On March 9, The New York Times, published an article detailing how more and more Americans are being passed up by international standards. In the U.S. Senate there has been some movement to take on America’s educational deficiencies.
The Senate Education Committee hopes to rewrite the Elementary and Secondary Education Act, and finally make progress on federal public school policy.
As it currently stands only about seven out of 10 American students complete primary and secondary school with a high school diploma. By comparison 96 percent of South Korean students graduate with a diploma.
On top of having lower graduation rates than many other developed nations, American students score lower on math, science and reading exams than the top international standards.

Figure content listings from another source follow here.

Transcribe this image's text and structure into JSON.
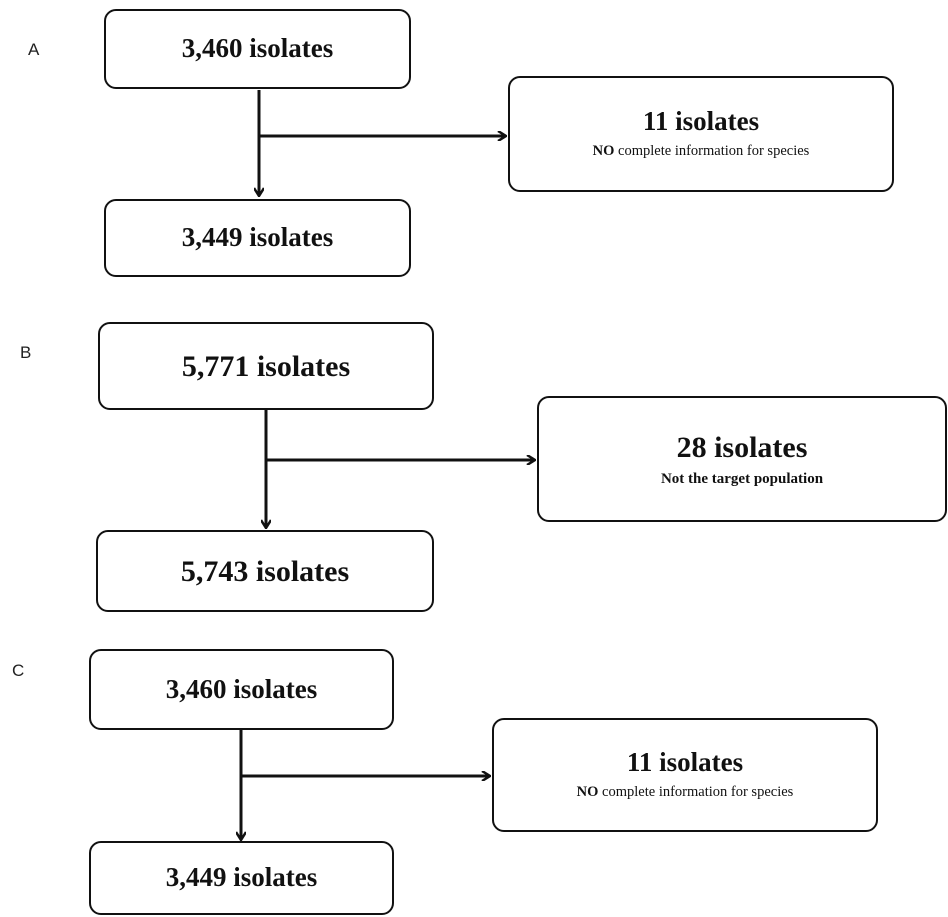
{
  "panels": [
    {
      "label": "A",
      "top_box": "3,460 isolates",
      "side_box": {
        "main": "11 isolates",
        "sub_emphasis": "NO",
        "sub_rest": " complete information for species"
      },
      "bottom_box": "3,449 isolates"
    },
    {
      "label": "B",
      "top_box": "5,771 isolates",
      "side_box": {
        "main": "28 isolates",
        "sub": "Not the target population"
      },
      "bottom_box": "5,743 isolates"
    },
    {
      "label": "C",
      "top_box": "3,460 isolates",
      "side_box": {
        "main": "11 isolates",
        "sub_emphasis": "NO",
        "sub_rest": " complete information for species"
      },
      "bottom_box": "3,449 isolates"
    }
  ]
}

According to the Program for International Student Assessment, Finland has the best educational system in the world. Once ravaged nations like Japan, South Korea and China have made huge progress in the past several decades. Even former Soviet bloc nations, led by Poland, have seen major improvements over short periods. Meanwhile, the U.S. has be mired in mediocrity.
Andreas Schleicher of the Organization for Economic Cooperation and Development believes that if the U.S. were able to match the fever pitch success of Poland it could “translate into a long-term economic value of over $40 trillion.”
Such a vast sum, $40 trillion, is nearly four times the value of the entire American economy. With proper educational investments, the United States could essentially guarantee that it would never again fall into a state of economic deterioration and near collapse.
Robert Reich, the former Secretary of Labor under President Clinton, believes that we must take a stance on America’s educational future. In the last two years the United States government signed away more than one trillion dollars to ensure that banks and financial institutions didn’t have to face the consequences of their bad bets.
We were quick to rescue Wall Street from itself, but we have taken no action to stop the bleeding in education. Most education in the United States is state-run, and it is therefore part of the state budget. With 49 of the 50 states now running deficits, deep cuts are being made into basic budgets for music, art, gym, language and afterschool programs.
With the $700 billion bailout alone the federal government could have easily funded all state education budgets several times over. Instead, it sits by and watches as schools cut back to 4-day school weeks, lay off thousands of teachers, and wipe out basic programs meant to keep students happy and healthy.
The bailout may, or may not, have saved us from an immediate crisis of epic proportions. But what are we supposed to tell our children decades from now when they see that they have been surpassed by students everywhere else on the globe. Students today become workers tomorrow, and American students aren’t measuring up.
We let the problems inherent in health care, finance and the government’s own budget linger for more than a decade without ever addressing them. We cannot afford to do the same with the one area, education, which truly is the backbone of our entire nation.